And then there were none.
This week, Governor Phil Scott (R-VT) signed an executive order delaying the implementation of the California Clean Cars & Trucks policies in Vermont for a year. This essentially puts an end to the last standing significant GWSA greenhouse gas reduction scheme hatched up by the Democrats and Progressives in the Vermont legislature — at least for now.
Here’s the scorecard for those keeping track at home:
- The Transportation Climate Initiative: dead.
- The Clean Heat Standard: dormant.
- Cap & Invest Carbon Tax on fossil fuels: won’t touch it.
- Clean Cars & Trucks EV mandates: flameout.
Cause of death in every case: a lethal collision with reality. It turns out that none of these policies prescribed under the umbrella law, the Global Warming Solutions Act, is practical, affordable, desirable, or even logistically possible. Who’d’a guessed that when the Democrats passed these ridiculous mandates in 2020 without any idea of what meeting them would cost or how they could be accomplished? Well, okay, some of us guessed that with uncanny precision!
In this latest case of the California Clean Cars & Trucks rule, the Governor noted at the press conference explaining why he issued an executive order suspending enforcement of the policy,
I use common sense. I’m practical, and I think we have to be practical here. I think part of our DNA here in Vermont used to use [yeah, emphasis on used to] common sense to address issues. There are times when we have to push, and there are times when we have to say we have to take a pause here, and we have to allow the technology to catch up, the infrastructure – the charging infrastructure – to catch up. It’s just that we aren’t able to do [Clean Cars & Trucks] at this point in time.
Scott cited his own personal experience with EVs as influencing his decision:
When you go to a charging station, some of them are older. Level 1, it would take twelve to sixteen hours to fully charge your vehicle. Level 2, it might be able to get done in eight to ten hours. Then you have the highest, fastest charging and that still takes hours…. You have to plan ahead. You can’t rely on that if you’re going to be travelling in Vermont. On a cold winter day, your range might be about two hundred miles. So, if you’ve got to go to Brattleboro and back, you’re challenged.
I’ve experienced it over the last three years. We have an electric vehicle, and we have a long way to go to catch up. We need more charging. We need more fast charging… in order to attract more people to EVs. And the cold climate doesn’t help. So, everything coupled together, we wanted to make sure we weren’t [negatively] impacting our economy, and I think we are.
And because of these inconvenient limitations in the technology, customers don’t want these cars and trucks at nearly the levels required by the California rule. As the Governor again notes,
Hearing from the manufacturers and what they’re doing to the dealers. Because they are forcing the dealers to take some of the EVs and the dealers aren’t able to sell them. And they’re using them for leverage. You have to take the electric vehicles, the heavy duty electric vehicles, and then you aren’t able to receive the vehicles you need that are on order until you sell the EVs that are on the lot.
Yup. EVs and the infrastructure necessary to serve them just aren’t up to meeting the California standards in time for the 2026 vehicle model year in Vermont. But is it just a one-year delay in enforcement until the 2027 model year? Does Scott really believe the technology is going to “catch up” given an extra twelve months? Something tells me that when this executive order expires, we’re going to find ourselves in exactly the same place we are today, with a lack of infrastructure to make moving forward practical, and a lack of demand for the vehicles to make the policy desirable.
Why do I think this?

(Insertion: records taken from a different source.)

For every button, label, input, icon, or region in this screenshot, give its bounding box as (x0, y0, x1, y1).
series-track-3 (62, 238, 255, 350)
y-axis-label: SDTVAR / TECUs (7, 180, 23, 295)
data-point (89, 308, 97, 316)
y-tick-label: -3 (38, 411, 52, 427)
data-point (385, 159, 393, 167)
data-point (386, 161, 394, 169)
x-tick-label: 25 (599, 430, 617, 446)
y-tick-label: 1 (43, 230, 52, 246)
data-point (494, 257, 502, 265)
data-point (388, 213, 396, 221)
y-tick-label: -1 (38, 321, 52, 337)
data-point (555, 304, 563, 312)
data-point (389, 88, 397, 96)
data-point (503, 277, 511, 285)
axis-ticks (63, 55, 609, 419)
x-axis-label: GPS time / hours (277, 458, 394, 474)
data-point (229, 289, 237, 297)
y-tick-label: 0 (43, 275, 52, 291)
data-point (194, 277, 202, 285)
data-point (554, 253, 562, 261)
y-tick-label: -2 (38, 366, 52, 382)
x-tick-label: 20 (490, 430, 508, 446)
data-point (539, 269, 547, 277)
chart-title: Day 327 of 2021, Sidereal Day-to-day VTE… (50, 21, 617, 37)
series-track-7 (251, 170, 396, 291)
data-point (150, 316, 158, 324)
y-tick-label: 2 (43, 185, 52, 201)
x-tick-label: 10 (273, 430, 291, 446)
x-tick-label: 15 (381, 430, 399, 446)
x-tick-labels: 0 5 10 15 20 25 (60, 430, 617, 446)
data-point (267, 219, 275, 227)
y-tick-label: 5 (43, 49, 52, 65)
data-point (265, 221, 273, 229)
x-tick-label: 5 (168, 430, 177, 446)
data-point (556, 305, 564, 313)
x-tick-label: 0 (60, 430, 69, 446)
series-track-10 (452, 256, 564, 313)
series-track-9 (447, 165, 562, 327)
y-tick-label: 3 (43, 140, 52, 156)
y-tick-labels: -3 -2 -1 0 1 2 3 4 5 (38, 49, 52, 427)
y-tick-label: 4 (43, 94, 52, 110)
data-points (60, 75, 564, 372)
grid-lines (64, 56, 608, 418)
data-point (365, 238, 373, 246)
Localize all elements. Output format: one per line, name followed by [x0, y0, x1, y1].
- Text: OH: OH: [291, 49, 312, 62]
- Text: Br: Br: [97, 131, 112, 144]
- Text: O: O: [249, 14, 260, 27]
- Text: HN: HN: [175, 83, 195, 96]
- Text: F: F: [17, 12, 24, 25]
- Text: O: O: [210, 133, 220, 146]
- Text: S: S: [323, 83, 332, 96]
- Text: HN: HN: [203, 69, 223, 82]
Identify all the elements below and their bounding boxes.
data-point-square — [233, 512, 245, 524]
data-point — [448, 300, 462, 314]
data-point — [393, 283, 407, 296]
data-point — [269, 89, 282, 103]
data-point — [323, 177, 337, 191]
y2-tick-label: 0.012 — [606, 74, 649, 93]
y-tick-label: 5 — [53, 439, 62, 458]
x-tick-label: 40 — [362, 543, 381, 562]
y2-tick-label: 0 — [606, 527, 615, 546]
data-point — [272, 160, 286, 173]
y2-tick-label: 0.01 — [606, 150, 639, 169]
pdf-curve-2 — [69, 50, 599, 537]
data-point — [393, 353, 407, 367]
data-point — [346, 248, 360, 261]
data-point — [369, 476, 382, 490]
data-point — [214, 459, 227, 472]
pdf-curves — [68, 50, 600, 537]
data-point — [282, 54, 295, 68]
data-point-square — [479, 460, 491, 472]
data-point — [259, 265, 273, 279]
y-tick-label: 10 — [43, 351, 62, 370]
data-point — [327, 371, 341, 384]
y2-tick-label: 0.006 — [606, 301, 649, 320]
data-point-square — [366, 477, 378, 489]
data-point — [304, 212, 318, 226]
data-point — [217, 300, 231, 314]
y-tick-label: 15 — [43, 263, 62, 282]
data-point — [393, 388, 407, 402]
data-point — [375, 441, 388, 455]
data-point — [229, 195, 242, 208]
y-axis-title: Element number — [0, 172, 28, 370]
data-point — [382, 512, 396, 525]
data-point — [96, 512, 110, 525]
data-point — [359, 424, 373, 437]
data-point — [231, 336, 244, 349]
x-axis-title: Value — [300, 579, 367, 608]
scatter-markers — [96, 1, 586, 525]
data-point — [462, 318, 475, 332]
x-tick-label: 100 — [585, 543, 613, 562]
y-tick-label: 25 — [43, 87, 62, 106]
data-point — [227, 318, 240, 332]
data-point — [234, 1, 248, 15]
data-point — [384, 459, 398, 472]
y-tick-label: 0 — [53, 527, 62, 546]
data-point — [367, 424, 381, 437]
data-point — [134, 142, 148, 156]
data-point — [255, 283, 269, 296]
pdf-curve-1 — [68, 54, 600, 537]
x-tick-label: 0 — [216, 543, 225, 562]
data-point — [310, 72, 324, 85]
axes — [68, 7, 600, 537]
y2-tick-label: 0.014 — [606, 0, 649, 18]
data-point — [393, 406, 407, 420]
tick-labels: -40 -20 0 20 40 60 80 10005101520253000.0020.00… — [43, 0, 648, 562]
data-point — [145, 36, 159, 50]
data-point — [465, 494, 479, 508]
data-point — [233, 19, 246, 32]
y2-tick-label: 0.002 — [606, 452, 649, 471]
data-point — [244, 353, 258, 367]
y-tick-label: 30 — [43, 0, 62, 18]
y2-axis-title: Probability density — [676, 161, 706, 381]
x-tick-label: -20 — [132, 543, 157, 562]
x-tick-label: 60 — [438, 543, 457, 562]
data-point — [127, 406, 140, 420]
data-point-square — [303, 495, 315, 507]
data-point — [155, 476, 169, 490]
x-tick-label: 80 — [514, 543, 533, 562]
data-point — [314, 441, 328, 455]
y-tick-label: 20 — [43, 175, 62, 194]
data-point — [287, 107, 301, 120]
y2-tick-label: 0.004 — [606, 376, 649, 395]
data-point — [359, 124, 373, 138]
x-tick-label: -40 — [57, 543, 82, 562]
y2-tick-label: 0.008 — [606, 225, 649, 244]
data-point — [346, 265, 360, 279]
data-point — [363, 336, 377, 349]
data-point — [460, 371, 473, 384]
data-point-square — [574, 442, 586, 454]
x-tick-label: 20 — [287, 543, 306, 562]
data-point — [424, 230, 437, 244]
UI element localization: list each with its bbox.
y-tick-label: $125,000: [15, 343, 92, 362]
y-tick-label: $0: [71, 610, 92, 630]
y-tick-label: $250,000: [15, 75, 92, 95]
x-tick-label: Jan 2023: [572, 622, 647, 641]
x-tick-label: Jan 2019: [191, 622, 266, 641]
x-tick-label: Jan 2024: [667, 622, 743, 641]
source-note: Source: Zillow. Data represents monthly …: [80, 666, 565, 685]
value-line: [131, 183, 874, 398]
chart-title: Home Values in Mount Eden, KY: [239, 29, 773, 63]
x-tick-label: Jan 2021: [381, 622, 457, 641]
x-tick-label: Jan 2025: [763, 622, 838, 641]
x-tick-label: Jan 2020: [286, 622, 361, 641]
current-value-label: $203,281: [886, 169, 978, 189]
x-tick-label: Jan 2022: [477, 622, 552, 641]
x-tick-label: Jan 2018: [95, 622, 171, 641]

Because federal funding of EV infrastructure policies is being cut back significantly, potentially to zero (Vermont is estimated to lose $16 million in such funding), we won’t see much, if any, change between now and 2027 in that respect. So too are federal $7,500 tax credits for EV purchases up for elimination in the current budget bill, which likely means demand for EVs will drop below the 14% of sales it is today and not move toward (let alone meet) the 35% the rule requires. I mean, how can we expect people to, you know, pay for their own freakin’ cars. Oh, the outrage!
So, why a mere one-year kick of the can down the road when it’s pretty clear that good old Vermont common sense the governor referred to indicates the only practical solution is to sever Vermont from the California vehicle standards, repeal the impractical and unaffordable GWSA mandates, and let Vermonters buy the kinds of vehicles they want and need for those trips to Brattleboro on cold winter days? Could it be that the 2027 vehicle model year actually begins in the fall of 2026 – smack in the middle of an election season? Come to think of it, maybe that is a better time to discuss a permanent solution to this unnecessary and unpopular problem — and the politicians trying to foist it upon us.